Depraved Details of Hunter’s Tax Evasion Indictment Will Make Your Skin Crawl 

Domenico Fornas / shutterstock.com
Domenico Fornas / shutterstock.com

Hunter Biden faced federal charges in California on Thursday, exposing more than just his alleged tax evasion over several years. The indictment, lodged by DOJ Special Counsel David Weiss in the U.S. District Court for the Central District of California, outlined the disgusting ways that Hunter used the money he earned during that period and the deceptive ways he framed things like sex club memberships, payments to strippers, and adult entertainment expenses to avoid paying taxes. 

The nine tax charges include submitting a false return, committing tax evasion felonies, and misdemeanor offenses related to failure to file and pay taxes. The indictment focuses on approximately $1.4 million in unpaid taxes. It outlines Hunter’s extravagant spending on adult entertainers, drugs, substances, expensive cars, and luxury accommodations and the imaginative ways he avoided paying taxes. 

In 2018, Biden instructed his personal assistant to add three women with whom he had sexual attachments or romantic ties and a fourth woman connected to one of the three to his business payroll. Additionally, he allegedly arranged for them to receive healthcare benefits. 

Biden knew the wages, amounting to $86,000, constituted “a false deduction,” but he did not disclose this information to his accountants. Instead, the money was counted as payroll and business expenses within Hunter’s company, Owasco, PC, reducing his income and lowering his individual income tax liability. 

During this time, according to the charges, Biden allegedly used his business line of credit to cover personal expenses while misleading the CA Accountants by falsely portraying these expenditures as business-related. Among these personal expenses was a payment to an exotic dancer, sent via Venmo, of just over $770. Another $3,950 payment was to a Washington D.C. strip club called M Street Management. 

Hunter additionally used the business line of credit in New York and California for luxury hotels, upscale restaurants, designer clothing, and other high-end personal items. 

From 2016 to 2019, Hunter made $683,212 in payments to “various women,” including those with whom he had romantic or sexual relationships. Additionally, during these three years alone, he spent $188,960 on adult entertainment, including a sex club membership, payments to exotic dancers, and visits to strip clubs. 

Between 2016 and October 15, 2020, Hunter spent an additional $188,960 on drugs, escorts, rental properties, high-end automobiles, girlfriends, clothing, and luxury hotels. 

Hunter requested financial support between January 2020 and October 2020, which he used to continue his lifestyle without considering his outstanding tax obligations. 

In a January 28, 2020, meeting with his accountant, Hunter falsely categorized payments from his personal bank account and other wire transfers as business-related expenses.
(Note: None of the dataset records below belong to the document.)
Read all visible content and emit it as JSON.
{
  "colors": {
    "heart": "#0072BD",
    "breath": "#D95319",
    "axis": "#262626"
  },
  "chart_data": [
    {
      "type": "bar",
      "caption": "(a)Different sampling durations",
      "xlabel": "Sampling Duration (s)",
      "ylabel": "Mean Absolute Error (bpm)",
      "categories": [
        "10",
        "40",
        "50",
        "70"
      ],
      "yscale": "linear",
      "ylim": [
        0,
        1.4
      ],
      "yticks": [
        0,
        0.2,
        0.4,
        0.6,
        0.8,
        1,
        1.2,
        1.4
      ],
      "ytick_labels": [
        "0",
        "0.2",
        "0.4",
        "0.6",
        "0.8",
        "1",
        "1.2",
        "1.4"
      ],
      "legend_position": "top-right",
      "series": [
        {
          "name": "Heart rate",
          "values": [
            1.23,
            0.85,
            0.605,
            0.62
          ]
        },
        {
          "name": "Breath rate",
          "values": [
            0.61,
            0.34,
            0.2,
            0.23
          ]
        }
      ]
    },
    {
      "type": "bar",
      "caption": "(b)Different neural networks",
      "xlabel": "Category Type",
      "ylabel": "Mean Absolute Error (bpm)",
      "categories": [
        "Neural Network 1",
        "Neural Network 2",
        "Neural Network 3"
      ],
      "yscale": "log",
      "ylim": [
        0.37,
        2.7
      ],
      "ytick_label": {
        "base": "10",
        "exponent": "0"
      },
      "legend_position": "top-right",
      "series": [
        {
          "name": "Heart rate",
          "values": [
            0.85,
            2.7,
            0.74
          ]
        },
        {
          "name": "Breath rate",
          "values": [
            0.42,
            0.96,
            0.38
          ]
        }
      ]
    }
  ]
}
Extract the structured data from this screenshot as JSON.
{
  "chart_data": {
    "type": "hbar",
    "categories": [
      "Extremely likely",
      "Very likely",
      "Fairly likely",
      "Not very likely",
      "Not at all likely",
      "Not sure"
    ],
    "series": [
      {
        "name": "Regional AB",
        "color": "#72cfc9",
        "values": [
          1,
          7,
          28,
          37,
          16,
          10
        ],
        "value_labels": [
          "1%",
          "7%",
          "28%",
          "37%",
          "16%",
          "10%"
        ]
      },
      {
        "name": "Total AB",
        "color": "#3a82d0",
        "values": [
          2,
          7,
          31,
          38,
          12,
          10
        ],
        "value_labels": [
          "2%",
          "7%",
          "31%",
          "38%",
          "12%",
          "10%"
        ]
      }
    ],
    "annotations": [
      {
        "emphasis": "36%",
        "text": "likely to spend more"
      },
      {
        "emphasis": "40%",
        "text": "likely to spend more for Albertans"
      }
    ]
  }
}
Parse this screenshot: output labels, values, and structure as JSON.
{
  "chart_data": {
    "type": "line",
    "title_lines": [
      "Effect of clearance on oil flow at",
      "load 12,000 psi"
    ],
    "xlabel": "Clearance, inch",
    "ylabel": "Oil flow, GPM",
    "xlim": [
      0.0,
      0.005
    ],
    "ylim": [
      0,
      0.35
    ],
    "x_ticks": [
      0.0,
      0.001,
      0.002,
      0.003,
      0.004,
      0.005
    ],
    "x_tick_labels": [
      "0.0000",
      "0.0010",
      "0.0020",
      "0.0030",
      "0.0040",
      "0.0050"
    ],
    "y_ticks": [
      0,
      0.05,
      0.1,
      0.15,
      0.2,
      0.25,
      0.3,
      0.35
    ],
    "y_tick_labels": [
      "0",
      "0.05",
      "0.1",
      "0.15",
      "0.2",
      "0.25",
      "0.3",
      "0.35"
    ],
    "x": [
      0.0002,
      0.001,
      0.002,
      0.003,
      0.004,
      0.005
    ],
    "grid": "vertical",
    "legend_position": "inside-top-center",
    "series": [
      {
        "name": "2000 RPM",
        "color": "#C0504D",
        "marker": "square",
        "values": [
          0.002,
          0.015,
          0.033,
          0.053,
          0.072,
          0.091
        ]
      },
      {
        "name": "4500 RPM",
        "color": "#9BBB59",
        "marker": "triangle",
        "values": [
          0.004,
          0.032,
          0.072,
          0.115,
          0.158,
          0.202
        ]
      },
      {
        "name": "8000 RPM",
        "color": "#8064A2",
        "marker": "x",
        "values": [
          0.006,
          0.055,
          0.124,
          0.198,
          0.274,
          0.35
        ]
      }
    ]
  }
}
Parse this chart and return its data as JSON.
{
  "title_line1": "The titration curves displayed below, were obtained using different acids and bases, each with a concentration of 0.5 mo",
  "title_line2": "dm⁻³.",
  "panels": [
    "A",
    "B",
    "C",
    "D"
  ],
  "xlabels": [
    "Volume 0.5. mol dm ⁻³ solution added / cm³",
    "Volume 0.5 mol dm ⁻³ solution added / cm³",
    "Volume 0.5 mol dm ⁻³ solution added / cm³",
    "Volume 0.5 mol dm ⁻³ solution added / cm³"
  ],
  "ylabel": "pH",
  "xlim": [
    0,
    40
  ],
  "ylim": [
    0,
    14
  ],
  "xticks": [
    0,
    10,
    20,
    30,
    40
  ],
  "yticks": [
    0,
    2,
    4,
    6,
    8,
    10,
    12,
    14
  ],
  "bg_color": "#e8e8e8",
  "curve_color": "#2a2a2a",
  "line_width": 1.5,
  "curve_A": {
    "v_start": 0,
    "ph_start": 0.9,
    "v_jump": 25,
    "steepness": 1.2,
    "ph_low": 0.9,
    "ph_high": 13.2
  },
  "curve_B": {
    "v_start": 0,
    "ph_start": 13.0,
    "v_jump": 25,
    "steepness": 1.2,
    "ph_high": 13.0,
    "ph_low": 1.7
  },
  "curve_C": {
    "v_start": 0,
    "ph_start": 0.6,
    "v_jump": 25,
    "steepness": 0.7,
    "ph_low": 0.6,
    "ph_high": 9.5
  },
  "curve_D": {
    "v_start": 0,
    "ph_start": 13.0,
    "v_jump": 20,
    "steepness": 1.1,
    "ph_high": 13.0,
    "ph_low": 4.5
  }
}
One such highlighted transaction was a September 2018 payment of $1,248 in airline tickets for an exotic dancer to travel from Los Angeles to New York. 

During the 2020 meeting with his accountant, Hunter reviewed the general ledger for Owasco PC, falsely mislabeling even more personal transactions as business expenses. Hunter used a yellow highlighter to mark personal expenses as “Professional and Outside Services.”  

One of these transactions mislabeled a $1,500 Venmo payment to an exotic dancer at a strip club as a business expense. Another was a payment of $1,248 in airline tickets so an exotic dancer could travel from Los Angeles to New York. 

Hunter also used multiple wire transfers from Owasco, PC, to JP Morgan Chase to cover personal expenses. He misrepresented these transfers to his accountants as business-related. One such wire transfer in 2018 totaled $18,000, with $10,000 of those funds labeled a “golf membership deposit.” It was later revealed that the $10,000 was used to purchase a sex club membership. 

The indictment reads, “Many of the expenses the Defendant highlighted were, as he was aware, not legitimate business expenses. Instead, they were personal expenditures incurred during what he described in his memoir as a ‘bacchanal’ in 2018.” 

If convicted, Hunter could face up to seventeen years in prison. The White House has declined to comment, but President Joe Biden must be getting nervous as he finally watches the heavy arm of justice fall on his son. As the 2024 election approaches, Joe Biden may be the oldest to serve…time in jail.